2.2.8 Tables and Counts
Let’s get a sense for the data. How many bookings were at the City Hotel and how many at the Resort Hotel? (To hide the true identity of the hotel names and be more descriptive than Hotel 1 and Hotel 2, they gave use “City” and “Resort”). We can use the command table
to easily break it down a bit.
### Tabulate the number of bookings by Hotel Location
table(bookingdata$hotel)
##
## City Hotel Resort Hotel
## 79330 40060
Notice how we use the name of the data object bookingdata
followed by a dollar sign and then our variable name, hotel
? This is a key point.
We can also create a two-way table. Let’s look at bookings by month and hotel.

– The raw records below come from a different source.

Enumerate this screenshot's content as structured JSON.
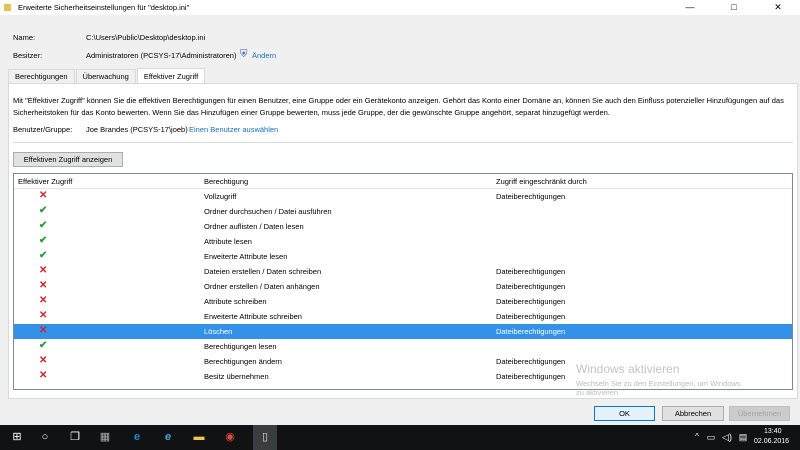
{
  "window": {
    "title": "Erweiterte Sicherheitseinstellungen für \"desktop.ini\"",
    "minimize": "—",
    "maximize": "□",
    "close": "✕"
  },
  "info": {
    "name_label": "Name:",
    "name_value": "C:\\Users\\Public\\Desktop\\desktop.ini",
    "owner_label": "Besitzer:",
    "owner_value": "Administratoren (PCSYS-17\\Administratoren)",
    "change_link": "Ändern"
  },
  "tabs": [
    {
      "label": "Berechtigungen"
    },
    {
      "label": "Überwachung"
    },
    {
      "label": "Effektiver Zugriff"
    }
  ],
  "panel": {
    "desc1": "Mit \"Effektiver Zugriff\" können Sie die effektiven Berechtigungen für einen Benutzer, eine Gruppe oder ein Gerätekonto anzeigen. Gehört das Konto einer Domäne an, können Sie auch den Einfluss potenzieller Hinzufügungen auf das",
    "desc2": "Sicherheitstoken für das Konto bewerten. Wenn Sie das Hinzufügen einer Gruppe bewerten, muss jede Gruppe, der die gewünschte Gruppe angehört, separat hinzugefügt werden.",
    "user_label": "Benutzer/Gruppe:",
    "user_value": "Joe Brandes (PCSYS-17\\joeb)",
    "select_user_link": "Einen Benutzer auswählen",
    "show_button": "Effektiven Zugriff anzeigen"
  },
  "table": {
    "headers": [
      "Effektiver Zugriff",
      "Berechtigung",
      "Zugriff eingeschränkt durch"
    ],
    "rows": [
      {
        "access": "denied",
        "permission": "Vollzugriff",
        "restricted": "Dateiberechtigungen"
      },
      {
        "access": "allowed",
        "permission": "Ordner durchsuchen / Datei ausführen",
        "restricted": ""
      },
      {
        "access": "allowed",
        "permission": "Ordner auflisten / Daten lesen",
        "restricted": ""
      },
      {
        "access": "allowed",
        "permission": "Attribute lesen",
        "restricted": ""
      },
      {
        "access": "allowed",
        "permission": "Erweiterte Attribute lesen",
        "restricted": ""
      },
      {
        "access": "denied",
        "permission": "Dateien erstellen / Daten schreiben",
        "restricted": "Dateiberechtigungen"
      },
      {
        "access": "denied",
        "permission": "Ordner erstellen / Daten anhängen",
        "restricted": "Dateiberechtigungen"
      },
      {
        "access": "denied",
        "permission": "Attribute schreiben",
        "restricted": "Dateiberechtigungen"
      },
      {
        "access": "denied",
        "permission": "Erweiterte Attribute schreiben",
        "restricted": "Dateiberechtigungen"
      },
      {
        "access": "denied",
        "permission": "Löschen",
        "restricted": "Dateiberechtigungen",
        "selected": true
      },
      {
        "access": "allowed",
        "permission": "Berechtigungen lesen",
        "restricted": ""
      },
      {
        "access": "denied",
        "permission": "Berechtigungen ändern",
        "restricted": "Dateiberechtigungen"
      },
      {
        "access": "denied",
        "permission": "Besitz übernehmen",
        "restricted": "Dateiberechtigungen"
      }
    ]
  },
  "buttons": {
    "ok": "OK",
    "cancel": "Abbrechen",
    "apply": "Übernehmen"
  },
  "watermark": {
    "title": "Windows aktivieren",
    "line1": "Wechseln Sie zu den Einstellungen, um Windows",
    "line2": "zu aktivieren."
  },
  "taskbar": {
    "time": "13:40",
    "date": "02.06.2016"
  }
}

### Tabulate the number of bookings by Month and Hotel
table(bookingdata$arrival_date_month, bookingdata$hotel)
##
## City Hotel Resort Hotel
## April 7480 3609
## August 8983 4894
## December 4132 2648
## February 4965 3103
## January 3736 2193
## July 8088 4573
## June 7894 3045
## March 6458 3336
## May 8232 3559
## November 4357 2437
## October 7605 3555
## September 7400 3108
Do some more exploring on your own. What else do you see? It’s hard to get a sense for this many numbers. Some visualizations would help us!